English News

indianarrative
  • youtube
  • facebook
  • twitter

Colin Powell–a key player in US foreign policy in late 90s and early 2000s

Colin Powell, first Black US secretary of state died at 84 of Covid-19.

Colin Powell first Black US secretary of state who as part of several Republican administrations played a key role in shaping American foreign policy in the late 1990s and the early years of the 21st century, has died due to Covid-19, his family said on Facebook. He was 84.

Powell had multiple myeloma, a cancer of plasma cells that suppresses the body's immune response, as well as Parkinson's, Peggy Cifrino, Powell's longtime chief of staff, confirmed to CNN. He was fully vaccinated against Covid-19, but those who are immunocompromised are at greater risk from the virus.

Powell was a distinguished and trailblazing professional soldier whose career took him from combat duty in Vietnam to becoming the first Black national security adviser during the end of Ronald Reagan's presidency and the youngest and first African American chairman of the Joint Chiefs of Staff under President George Bush.

His national popularity soared in the aftermath of the US-led coalition victory during the Gulf War, and for a time in the mid-90s, he was considered a leading contender to become the first Black President of the United States.

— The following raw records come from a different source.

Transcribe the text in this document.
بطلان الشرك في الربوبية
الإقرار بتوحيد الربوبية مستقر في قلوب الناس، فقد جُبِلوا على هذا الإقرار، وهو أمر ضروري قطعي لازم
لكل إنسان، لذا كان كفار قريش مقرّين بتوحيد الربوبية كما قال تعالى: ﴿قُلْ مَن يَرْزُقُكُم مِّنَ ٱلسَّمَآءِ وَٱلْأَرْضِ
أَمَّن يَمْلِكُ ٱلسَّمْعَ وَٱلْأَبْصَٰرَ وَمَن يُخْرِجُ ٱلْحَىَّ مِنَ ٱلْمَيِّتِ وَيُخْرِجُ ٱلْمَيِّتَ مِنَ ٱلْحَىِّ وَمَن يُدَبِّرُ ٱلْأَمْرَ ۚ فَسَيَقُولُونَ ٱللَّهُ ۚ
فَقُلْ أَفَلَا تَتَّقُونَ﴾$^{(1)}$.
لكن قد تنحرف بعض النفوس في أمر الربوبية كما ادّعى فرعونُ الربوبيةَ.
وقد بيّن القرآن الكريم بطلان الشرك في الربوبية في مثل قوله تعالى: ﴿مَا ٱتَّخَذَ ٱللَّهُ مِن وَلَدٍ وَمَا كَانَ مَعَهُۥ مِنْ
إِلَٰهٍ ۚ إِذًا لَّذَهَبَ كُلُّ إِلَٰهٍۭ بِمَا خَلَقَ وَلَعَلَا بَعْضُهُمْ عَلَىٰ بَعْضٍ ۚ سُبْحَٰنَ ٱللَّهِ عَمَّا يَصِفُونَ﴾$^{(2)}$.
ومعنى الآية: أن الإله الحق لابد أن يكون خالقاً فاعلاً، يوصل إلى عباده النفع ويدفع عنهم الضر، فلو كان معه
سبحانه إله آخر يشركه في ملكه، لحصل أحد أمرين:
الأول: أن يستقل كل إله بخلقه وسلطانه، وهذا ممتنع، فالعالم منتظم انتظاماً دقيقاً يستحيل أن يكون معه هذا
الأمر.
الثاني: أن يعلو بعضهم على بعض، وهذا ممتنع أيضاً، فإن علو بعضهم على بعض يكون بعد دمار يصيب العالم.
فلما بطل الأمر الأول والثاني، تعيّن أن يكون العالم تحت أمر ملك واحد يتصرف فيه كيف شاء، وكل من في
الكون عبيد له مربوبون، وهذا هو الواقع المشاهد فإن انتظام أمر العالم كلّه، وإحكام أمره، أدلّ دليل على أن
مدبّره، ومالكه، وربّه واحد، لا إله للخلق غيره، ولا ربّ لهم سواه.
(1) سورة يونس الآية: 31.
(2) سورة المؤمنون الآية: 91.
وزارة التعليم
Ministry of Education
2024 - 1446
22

But his reputation was forever stained when, as George W. Bush's first secretary of state, he pushed faulty intelligence before the United Nations to advocate for the Iraq War, which he later himself termed a "blot" on his record.

Bush said in a statement on Monday that Powell was "a great public servant" who was "such a favourite of Presidents that he earned the Presidential Medal of Freedom — twice. He was highly respected at home and abroad. And most important, Colin was a family man and a friend."

Later in his public life, Powell was disappointed with the Republic Party’s extreme rightward shift and he used his political stand to help elect Democrats to the White House, most notably Barack Obama, the first Black president whom Powell endorsed in the final weeks of the 2008 campaign.

The announcement was seen as a significant boost for Obama's candidacy due to Powell's widespread popular appeal and stature as one of the prominent Black Americans in public life.

Powell is survived by his wife, Alma Vivian (Johnson) Powell, whom he married in 1962, as well as three children.